Heath Ledger was a gifted actor, perhaps best known for his role as the brooding Ennis Del Mar in the film "Brokeback Mountain." It was a phenomenal performance, full of emotional nuance and depth, winning him the American Film Institute award for Best Lead Actor, as well as Academy Award, Golden Globe, BAFTA Award, and SAG nominations in the same category. Never before has so much been communicated with so few words or such spare body language (or mouth movement). His role could not be reduced to just a "gay cowboy"; rather, he simply played a man dealing with his love and attraction for another man in a difficult time and setting. And while he was not gay himself, Heath Ledger did gay men everywhere a great service in his wholehearted, genuine, unapologetic portrayal.

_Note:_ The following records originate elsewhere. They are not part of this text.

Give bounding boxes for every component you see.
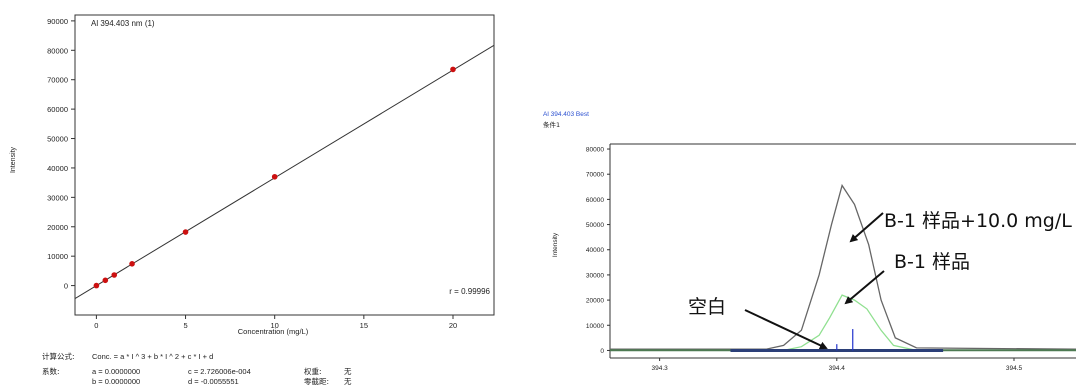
calibration-point (102, 277, 109, 284)
calibration-x-tick-label: 5 (183, 321, 187, 330)
calibration-x-tick-label: 20 (449, 321, 457, 330)
spectrum-line-spiked-sample (610, 183, 1076, 350)
spectrum-x-ticks: 394.3 394.4 394.5 (651, 358, 1022, 372)
calibration-x-tick-label: 15 (360, 321, 368, 330)
calibration-point (182, 229, 189, 235)
calibration-fit-line (75, 44, 494, 299)
annotation-blank: 空白 (688, 296, 726, 318)
spectrum-y-tick-label: 70000 (586, 172, 604, 179)
spectrum-y-tick-label: 50000 (586, 222, 604, 229)
calibration-point (450, 66, 456, 73)
calibration-x-axis-label: Concentration (mg/L) (238, 327, 309, 336)
calibration-y-tick-label: 90000 (47, 17, 68, 26)
coefficient-b: b = 0.0000000 (92, 377, 140, 386)
spectrum-y-tick-label: 80000 (586, 147, 604, 154)
calibration-point (271, 173, 278, 180)
spectrum-subtitle: 条件1 (543, 120, 560, 129)
coefficient-c: c = 2.726006e-004 (188, 367, 251, 376)
spectrum-y-tick-label: 40000 (586, 247, 604, 254)
arrow-spiked-sample (849, 212, 884, 243)
calibration-x-tick-label: 10 (271, 321, 279, 330)
calibration-r-annotation: r = 0.99996 (449, 287, 490, 296)
calibration-y-tick-label: 80000 (47, 46, 68, 55)
coefficient-d: d = -0.0055551 (188, 377, 239, 386)
spectrum-line-sample (610, 294, 1076, 352)
calibration-y-ticks: 0 10000 20000 30000 40000 50000 60000 70000 8000… (47, 17, 75, 291)
spectrum-y-tick-label: 20000 (586, 298, 604, 305)
spectrum-x-tick-label: 394.3 (651, 365, 668, 372)
spectrum-y-tick-label: 30000 (586, 272, 604, 279)
calibration-point (93, 282, 100, 289)
calibration-y-tick-label: 60000 (47, 105, 68, 114)
calibration-y-tick-label: 50000 (47, 135, 68, 144)
calibration-y-tick-label: 70000 (47, 76, 68, 85)
spectrum-x-tick-label: 394.5 (1006, 365, 1023, 372)
calibration-y-tick-label: 20000 (47, 223, 68, 232)
zero-intercept-label: 零截距: (304, 376, 329, 386)
spectrum-y-tick-label: 0 (600, 348, 604, 355)
spectrum-y-axis-label: Intensity (552, 232, 559, 257)
calibration-x-tick-label: 0 (94, 321, 98, 330)
calibration-y-tick-label: 30000 (47, 193, 68, 202)
calibration-plot-frame (74, 14, 495, 316)
formula-text: Conc. = a * I ^ 3 + b * I ^ 2 + c * I + … (92, 352, 213, 361)
zero-intercept-value: 无 (344, 377, 352, 386)
spectrum-chart: Al 394.403 Best 条件1 0 10000 20000 30000 4000… (543, 111, 1076, 372)
calibration-y-tick-label: 0 (64, 282, 68, 291)
spectrum-title: Al 394.403 Best (543, 111, 589, 118)
spectrum-y-tick-label: 60000 (586, 197, 604, 204)
calibration-points (93, 66, 456, 289)
calibration-point (129, 261, 135, 267)
calibration-y-tick-label: 10000 (47, 252, 68, 261)
calibration-y-axis-label: Intensity (10, 146, 17, 173)
spectrum-peak-sticks (836, 329, 854, 351)
weight-value: 无 (344, 367, 352, 376)
arrow-blank (744, 309, 828, 350)
spectrum-x-tick-label: 394.4 (829, 365, 846, 372)
calibration-point (111, 272, 118, 278)
coefficients-label: 系数: (42, 366, 60, 376)
coefficient-a: a = 0.0000000 (92, 367, 140, 376)
weight-label: 权重: (304, 366, 322, 376)
formula-label: 计算公式: (42, 351, 75, 361)
annotation-spiked-sample: B-1 样品+10.0 mg/L (884, 210, 1072, 232)
calibration-chart: 0 10000 20000 30000 40000 50000 60000 70000 8000… (10, 14, 495, 386)
spectrum-y-tick-label: 10000 (586, 323, 604, 330)
calibration-y-tick-label: 40000 (47, 164, 68, 173)
calibration-x-ticks: 0 5 10 15 20 (94, 315, 457, 330)
spectrum-y-ticks: 0 10000 20000 30000 40000 50000 60000 70000 8000… (586, 147, 610, 355)
calibration-title: Al 394.403 nm (1) (91, 19, 155, 28)
arrow-sample (844, 270, 885, 305)
annotation-sample: B-1 样品 (894, 251, 970, 273)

His Ennis was as masculine as the Marlboro Man, undoing what some might have thought was the damage wrought by such films as "The Birdcage" (1996), "To Wong Foo Thanks For Everything, Julie Newmar" (1995), and "The Adventures of Priscilla, Queen of the Desert" (1994) which were (and continue to be) enjoyed within the gay community but which also perpetuated the stereotype of the gay man as a flaming, effeminate homosexual, drag queen, or transvestite.

The toxicology report will be out soon, and then perhaps we'll know more about why Health Ledger died. Until then, can we not just acknowledge his artistic accomplishments and mourn the loss of a young, talented actor who did not seek the spotlight in his personal life, who apparently rejected stardom in Hollywood and just did his art?